La crise entre la France et l’Algérie semble reprendre un second souffle. Jeudi, le Parlement européen a massivement adopté une résolution exigeant la libération « immédiate et sans conditions » de l’écrivain Boualem Sansal, détenu depuis mi-novembre à Alger. Rapidement, les réactions se sont enchaînées des deux côtés de la Méditerranée. En France, cette décision a provoqué une nouvelle flambée de tensions, notamment après le vote contre de plusieurs eurodéputés de La France insoumise, dont Rima Hassan.

Cette dernière, prise pour cible par l’extrême droite et le ministre de l’Intérieur Bruno Retailleau, dénonce une « instrumentalisation du cas Sansal » visant à alimenter une escalade diplomatique avec l’Algérie. Retour sur un épisode qui illustre à quel point le dossier algérien demeure un champ de bataille politique majeur, sur fond de rivalités internes et d’obsessions identitaires.

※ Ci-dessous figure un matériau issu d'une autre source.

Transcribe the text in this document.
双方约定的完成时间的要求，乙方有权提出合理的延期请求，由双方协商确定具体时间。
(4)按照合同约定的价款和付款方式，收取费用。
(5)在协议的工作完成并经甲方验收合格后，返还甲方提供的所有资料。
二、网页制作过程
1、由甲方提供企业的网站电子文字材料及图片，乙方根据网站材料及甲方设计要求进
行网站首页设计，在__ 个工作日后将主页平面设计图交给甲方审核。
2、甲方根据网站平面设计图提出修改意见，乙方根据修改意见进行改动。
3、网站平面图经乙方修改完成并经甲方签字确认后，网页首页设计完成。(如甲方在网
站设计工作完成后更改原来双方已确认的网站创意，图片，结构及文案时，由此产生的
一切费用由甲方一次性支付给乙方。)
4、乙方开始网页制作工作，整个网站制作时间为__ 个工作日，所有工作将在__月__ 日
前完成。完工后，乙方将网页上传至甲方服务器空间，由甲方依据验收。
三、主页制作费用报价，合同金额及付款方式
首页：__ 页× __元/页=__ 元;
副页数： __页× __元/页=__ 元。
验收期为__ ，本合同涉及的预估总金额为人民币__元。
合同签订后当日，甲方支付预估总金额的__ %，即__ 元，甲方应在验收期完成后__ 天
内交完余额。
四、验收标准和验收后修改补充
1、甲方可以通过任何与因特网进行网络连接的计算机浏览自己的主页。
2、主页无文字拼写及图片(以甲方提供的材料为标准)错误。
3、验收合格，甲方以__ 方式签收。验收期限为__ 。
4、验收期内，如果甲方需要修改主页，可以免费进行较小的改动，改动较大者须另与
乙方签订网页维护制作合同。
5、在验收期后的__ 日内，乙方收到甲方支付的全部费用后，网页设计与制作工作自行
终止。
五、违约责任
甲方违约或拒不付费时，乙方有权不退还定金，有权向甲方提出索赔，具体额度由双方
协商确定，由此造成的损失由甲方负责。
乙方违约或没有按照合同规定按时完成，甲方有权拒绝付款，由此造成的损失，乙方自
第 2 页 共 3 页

1. Une résolution européenne sous haute tension

Le texte adopté jeudi par 533 voix contre 24 (et 48 abstentions) demande la libération immédiate de Boualem Sansal. Il met l’accent sur les articles dits « répressifs » du code pénal algérien, notamment le fameux 87 bis, que Sansal aurait violé en tenant des propos sur un hypothétique « territoire marocain tronqué au profit de l’Algérie par le colonialisme français ».

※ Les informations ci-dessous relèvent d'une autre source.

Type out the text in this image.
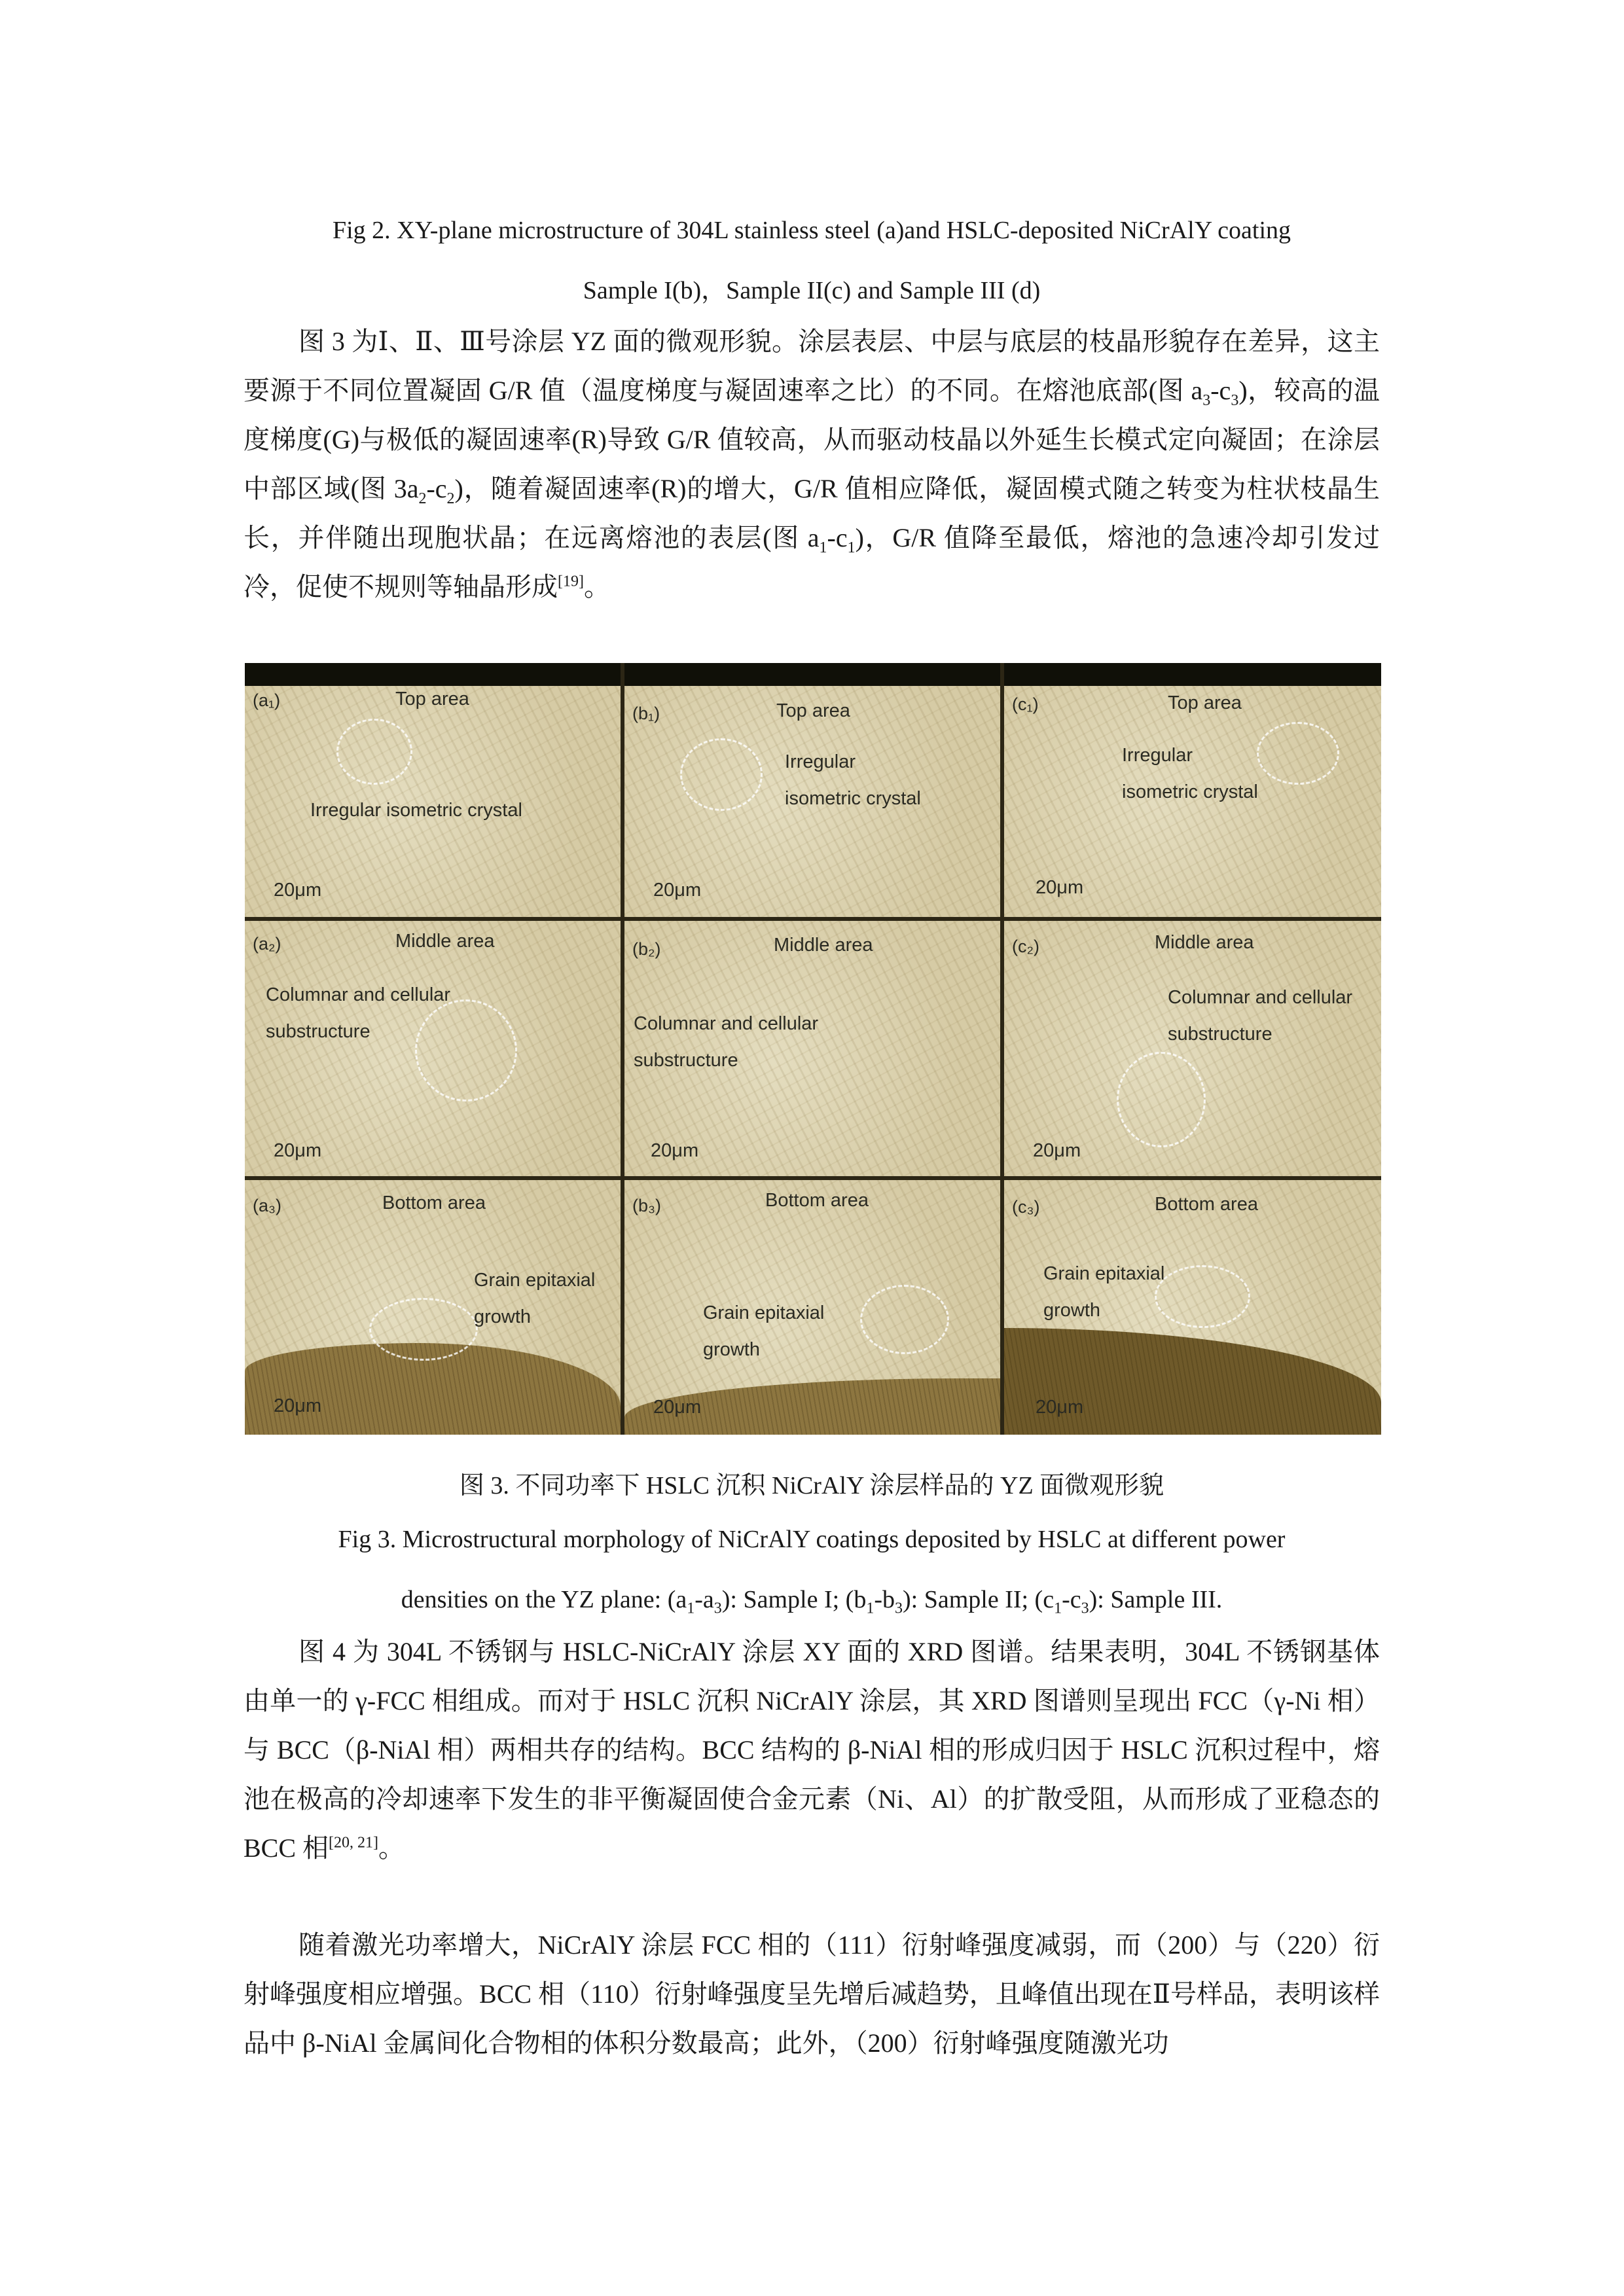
Fig 2. XY-plane microstructure of 304L stainless steel (a)and HSLC-deposited NiCrAlY coating

Sample I(b)，Sample II(c) and Sample III (d)

图 3 为Ⅰ、Ⅱ、Ⅲ号涂层 YZ 面的微观形貌。涂层表层、中层与底层的枝晶形貌存在差异，这主要源于不同位置凝固 G/R 值（温度梯度与凝固速率之比）的不同。在熔池底部(图 $a_3-c_3$)，较高的温度梯度(G)与极低的凝固速率(R)导致 G/R 值较高，从而驱动枝晶以外延生长模式定向凝固；在涂层中部区域(图 $3a_2-c_2$)，随着凝固速率(R)的增大，G/R 值相应降低，凝固模式随之转变为柱状枝晶生长，并伴随出现胞状晶；在远离熔池的表层(图 $a_1-c_1$)，G/R 值降至最低，熔池的急速冷却引发过冷，促使不规则等轴晶形成[19]。

(a₁)	Top area
Irregular isometric crystal
20μm
(b₁)	Top area
Irregular
isometric crystal
20μm
(c₁)	Top area
Irregular
isometric crystal
20μm
(a₂)	Middle area
Columnar and cellular
substructure
20μm
(b₂)	Middle area
Columnar and cellular
substructure
20μm
(c₂)	Middle area
Columnar and cellular
substructure
20μm
(a₃)	Bottom area
Grain epitaxial
growth
20μm
(b₃)	Bottom area
Grain epitaxial
growth
20μm
(c₃)	Bottom area
Grain epitaxial
growth
20μm

图 3. 不同功率下 HSLC 沉积 NiCrAlY 涂层样品的 YZ 面微观形貌

Fig 3. Microstructural morphology of NiCrAlY coatings deposited by HSLC at different power

densities on the YZ plane: $(a_1-a_3)$: Sample I; $(b_1-b_3)$: Sample II; $(c_1-c_3)$: Sample III.

图 4 为 304L 不锈钢与 HSLC-NiCrAlY 涂层 XY 面的 XRD 图谱。结果表明，304L 不锈钢基体由单一的 γ-FCC 相组成。而对于 HSLC 沉积 NiCrAlY 涂层，其 XRD 图谱则呈现出 FCC（γ-Ni 相）与 BCC（β-NiAl 相）两相共存的结构。BCC 结构的 β-NiAl 相的形成归因于 HSLC 沉积过程中，熔池在极高的冷却速率下发生的非平衡凝固使合金元素（Ni、Al）的扩散受阻，从而形成了亚稳态的 BCC 相[20, 21]。

随着激光功率增大，NiCrAlY 涂层 FCC 相的（111）衍射峰强度减弱，而（200）与（220）衍射峰强度相应增强。BCC 相（110）衍射峰强度呈先增后减趋势，且峰值出现在Ⅱ号样品，表明该样品中 β-NiAl 金属间化合物相的体积分数最高；此外，（200）衍射峰强度随激光功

Une initiative de cinq groupes parlementaires

La résolution est le fruit d’une coalition de députés européens issus de cinq groupes politiques. Ces élus affirment vouloir « défendre les droits humains » et dénoncer les atteintes aux libertés d’opinion en Algérie. Ils réclament aussi la révision des lois jugées « liberticides » par leurs soins.

Pourtant, ce texte est loin de faire l’unanimité, y compris au sein du Parlement européen. LFI, la France insoumise, s’est déchirée, une partie votant contre la résolution, une autre s’abstenant. Le reste de la gauche française a condamné le procédé, y voyant les signes d’une « ingérence » inappropriée dans les affaires intérieures de l’Algérie.

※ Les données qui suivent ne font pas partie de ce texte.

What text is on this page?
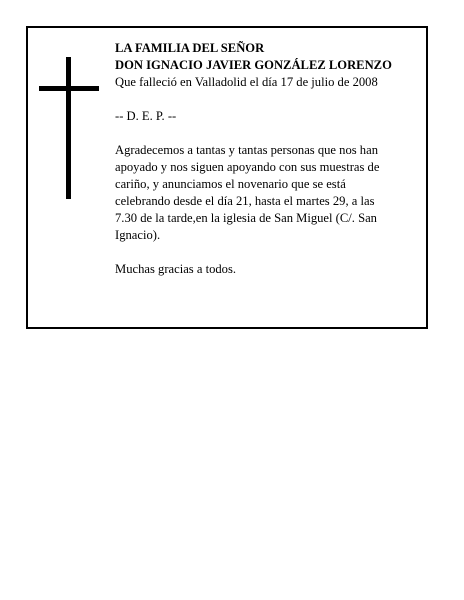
LA FAMILIA DEL SEÑOR

DON IGNACIO JAVIER GONZÁLEZ LORENZO

Que falleció en Valladolid el día 17 de julio de 2008

-- D. E. P. --

Agradecemos a tantas y tantas personas que nos han

apoyado y nos siguen apoyando con sus muestras de

cariño, y anunciamos el novenario que se está

celebrando desde el día 21, hasta el martes 29, a las

7.30 de la tarde,en la iglesia de San Miguel (C/. San

Ignacio).

Muchas gracias a todos.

Boualem Sansal, un cas hautement symbolique

Arrêté mi-novembre à l’aéroport d’Alger, Boualem Sansal est accusé d’avoir porté atteinte à l’intégrité du territoire national. S’il jouit d’une certaine notoriété en France pour ses écrits critiquant le pouvoir algérien, il est aussi vu dans son pays comme un provocateur, voire un agitateur.

Des propos sur le Maroc controversés

Selon l’accusation, l’écrivain aurait déclaré que le Maroc a été « amputé de territoires » au profit de l’Algérie pendant la colonisation française. Ces propos, très sensibles dans un contexte régional tendu, ont aussitôt fait réagir les autorités algériennes. Ils affirment que Sansal militerait pour des thèses identitaires dangereuses, frisant l’incitation à la discorde régionale.

Un dossier qui divise

En France, ses soutiens soulignent son statut d’écrivain francophone et sa liberté de ton pour justifier leur mobilisation. Certains y voient le symbole d’une Algérie qui réprime la parole critique. À l’inverse, ses détracteurs, comme l’eurodéputée Rima Hassan, estiment que Boualem Sansal propage lui-même un discours identitaire proche de l’extrême droite et qu’il est instrumentalisé à des fins politiques.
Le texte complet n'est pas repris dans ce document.